I did the only thing left to do. I picked up every one of those motherfuckers and smashed them. I did over-the-backs. Overhand dunking. A through-the-legs, two-handed, three-bottle granny. Followed by a, “Fuckkkk, yeahhhhh. Suck ittttt, you fat bastard” while flipping the bird with both hands. Each throw had excellent brick contact. I spun glass guns on my palm, Eastwood movie pistols, and sidelong pitched them into the wall. One. “Pew pew.” And two. “Pew pew pew.” I reached into the box for the next while the glass was still raining like glitter at a strip club. Beautiful violence. Music. Perfect reverb. A landing puddle of rainbow shards.
If a bottle made contact but was not completely destroyed, I’d pick that shit right back up and fuck it up again.
My kid stood stoic. He has already learned to do this. (Not from me, obviously.) He has absorbed that expressing emotions, saying the words that make the feelings alive, is not what a man does to remain strong. Instead, he contained.
I imagine he was thinking something like, is this normal? Is there someone to call? No. Of course. There is nobody to call. That’s part of the problem. And even if there was someone okay enough with this brand of tiny mom mayhem — someone who wouldn’t tell her she should stop because we know how that would turn out – how could the torrent of Natural Born Killers enactment be interrupted in order to get at her cell phone? Not possible.
At some point, the box was empty.
What the fuck do you think happened? I picked up the box. We walked home.
The catharsis was temporary. Uninhibited glass breakage was no longer an exit for pain, and it soon returned as the weight of an elephant sitting on my chest. My son and I did not speak. The evening was uncomfortably light. Soft, cotton candy sky. Kids still on the damn trampoline. Shouts of joy.
My son was in step with me. He hesitated but put his arm around my shoulders.
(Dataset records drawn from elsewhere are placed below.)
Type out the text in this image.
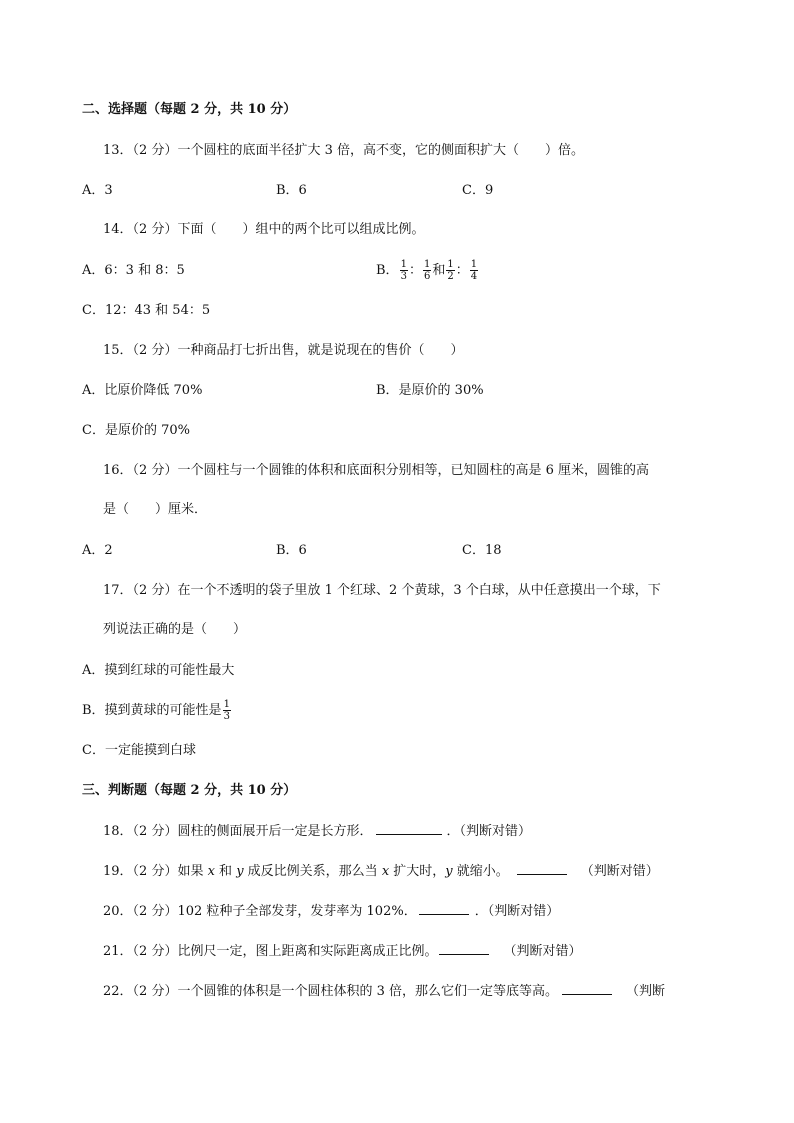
二、选择题（每题 2 分，共 10 分）
13．（2 分）一个圆柱的底面半径扩大 3 倍，高不变，它的侧面积扩大（　　）倍。
A．3	B．6	C．9
14．（2 分）下面（　　）组中的两个比可以组成比例。
A．6：3 和 8：5	B． $\frac{1}{3}$ ： $\frac{1}{6}$ 和 $\frac{1}{2}$ ： $\frac{1}{4}$
C．12：43 和 54：5
15．（2 分）一种商品打七折出售，就是说现在的售价（　　）
A．比原价降低 70%	B．是原价的 30%
C．是原价的 70%
16．（2 分）一个圆柱与一个圆锥的体积和底面积分别相等，已知圆柱的高是 6 厘米，圆锥的高
是（　　）厘米．
A．2	B．6	C．18
17．（2 分）在一个不透明的袋子里放 1 个红球、2 个黄球，3 个白球，从中任意摸出一个球，下
列说法正确的是（　　）
A．摸到红球的可能性最大
B．摸到黄球的可能性是 $\frac{1}{3}$
C．一定能摸到白球
三、判断题（每题 2 分，共 10 分）
18．（2 分）圆柱的侧面展开后一定是长方形．	．（判断对错）
19．（2 分）如果 x 和 y 成反比例关系，那么当 x 扩大时，y 就缩小。	（判断对错）
20．（2 分）102 粒种子全部发芽，发芽率为 102%．	．（判断对错）
21．（2 分）比例尺一定，图上距离和实际距离成正比例。	（判断对错）
22．（2 分）一个圆锥的体积是一个圆柱体积的 3 倍，那么它们一定等底等高。	（判断
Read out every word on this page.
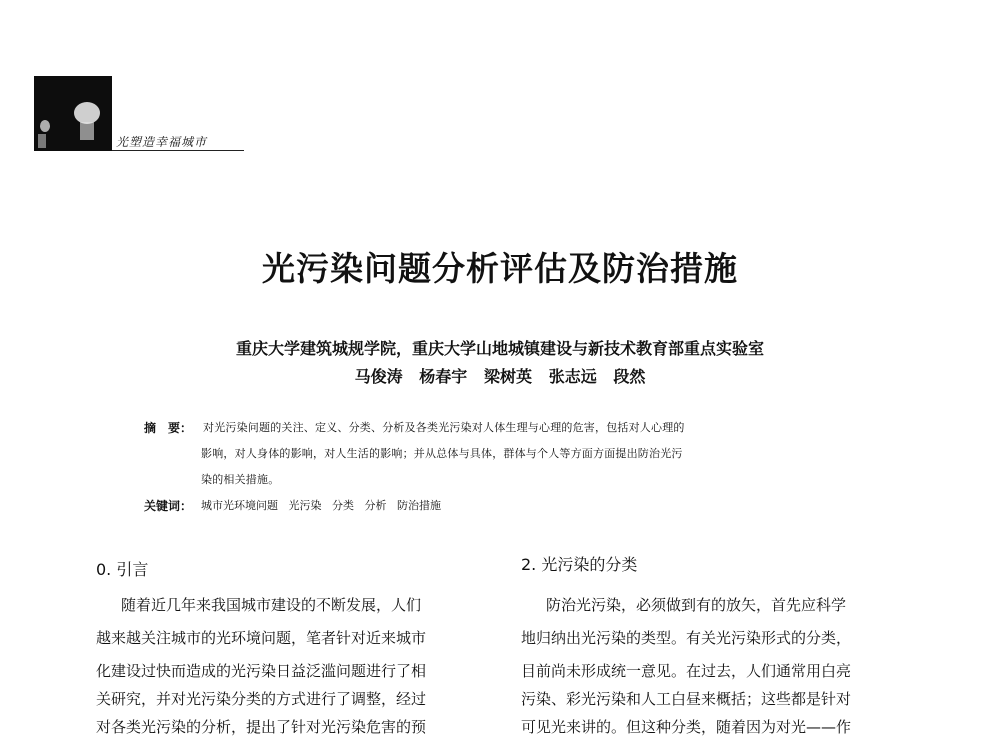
光塑造幸福城市
光污染问题分析评估及防治措施
重庆大学建筑城规学院，重庆大学山地城镇建设与新技术教育部重点实验室
马俊涛   杨春宇   梁树英   张志远   段然
摘　要： 对光污染问题的关注、定义、分类、分析及各类光污染对人体生理与心理的危害，包括对人心理的
影响，对人身体的影响，对人生活的影响；并从总体与具体，群体与个人等方面方面提出防治光污
染的相关措施。
关键词： 城市光环境问题   光污染   分类   分析   防治措施
0. 引言
随着近几年来我国城市建设的不断发展，人们
越来越关注城市的光环境问题，笔者针对近来城市
化建设过快而造成的光污染日益泛滥问题进行了相
关研究，并对光污染分类的方式进行了调整，经过
对各类光污染的分析，提出了针对光污染危害的预
2. 光污染的分类
防治光污染，必须做到有的放矢，首先应科学
地归纳出光污染的类型。有关光污染形式的分类，
目前尚未形成统一意见。在过去，人们通常用白亮
污染、彩光污染和人工白昼来概括；这些都是针对
可见光来讲的。但这种分类，随着因为对光——作
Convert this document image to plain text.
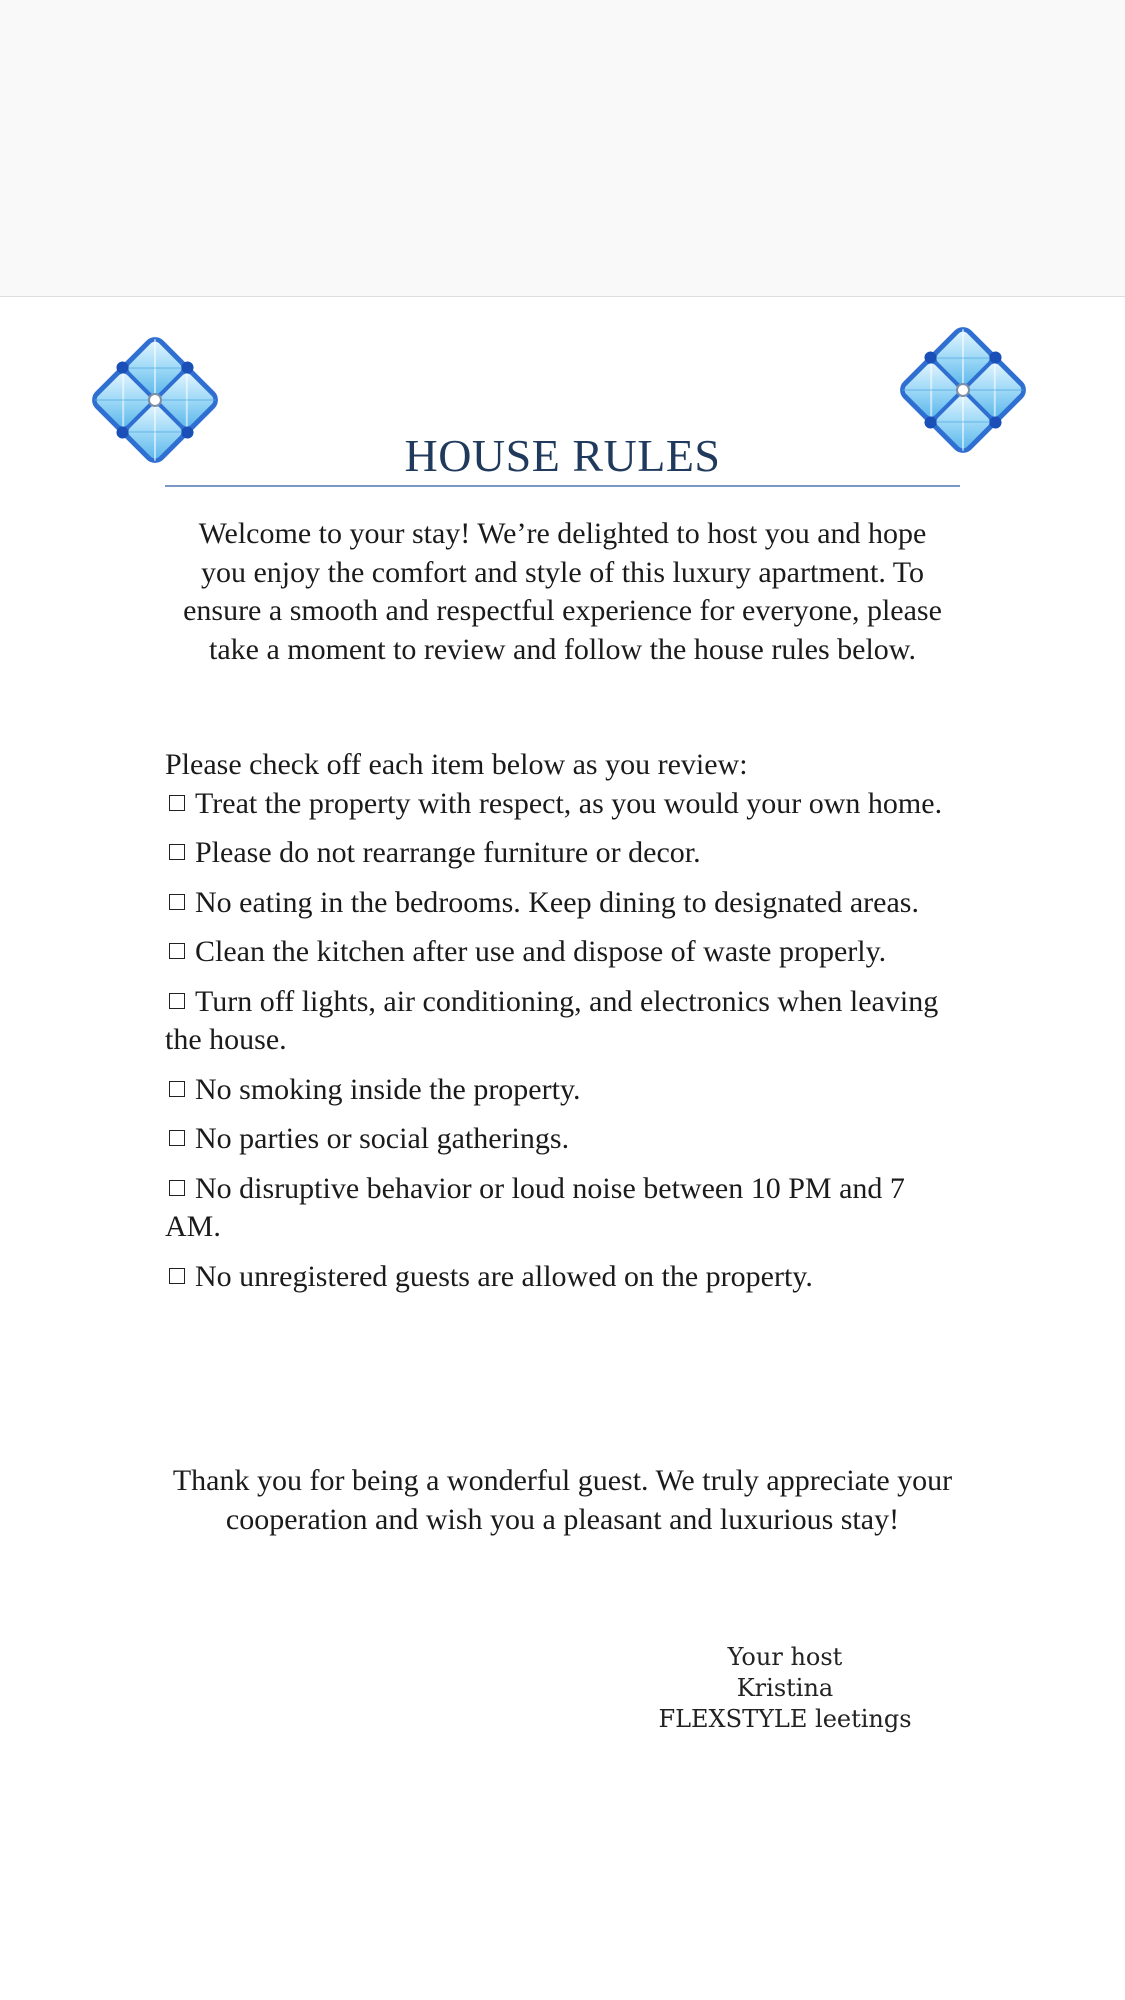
HOUSE RULES
Welcome to your stay! We’re delighted to host you and hope you enjoy the comfort and style of this luxury apartment. To ensure a smooth and respectful experience for everyone, please take a moment to review and follow the house rules below.

Please check off each item below as you review:

Treat the property with respect, as you would your own home.

Please do not rearrange furniture or decor.

No eating in the bedrooms. Keep dining to designated areas.

Clean the kitchen after use and dispose of waste properly.

Turn off lights, air conditioning, and electronics when leaving the house.

No smoking inside the property.

No parties or social gatherings.

No disruptive behavior or loud noise between 10 PM and 7 AM.

No unregistered guests are allowed on the property.

Thank you for being a wonderful guest. We truly appreciate your cooperation and wish you a pleasant and luxurious stay!
Your host
Kristina
FLEXSTYLE leetings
A sliver of moon could be seen. A small, thumbnail crescent. It’s still up there. For now. A few more blocks to home.
“It’s gonna be okay, Mom. Can we get ice cream? You can pick.”
I started to cry. That fuckin kid slays me every damn time.
Jennifer Brennock, “JB,” lives, writes, and swears a lot in Portland.
Editor’s note: Twelve years ago this August, I walked into the public library on Orcas Island and nervously joined several local residents who’d signed up for a Writers’ Roundtable. It was my first time dabbling with writing fiction. Jennifer was the discussion leader during the two-hour workshop. When we met later for coffee, an enduring friendship followed.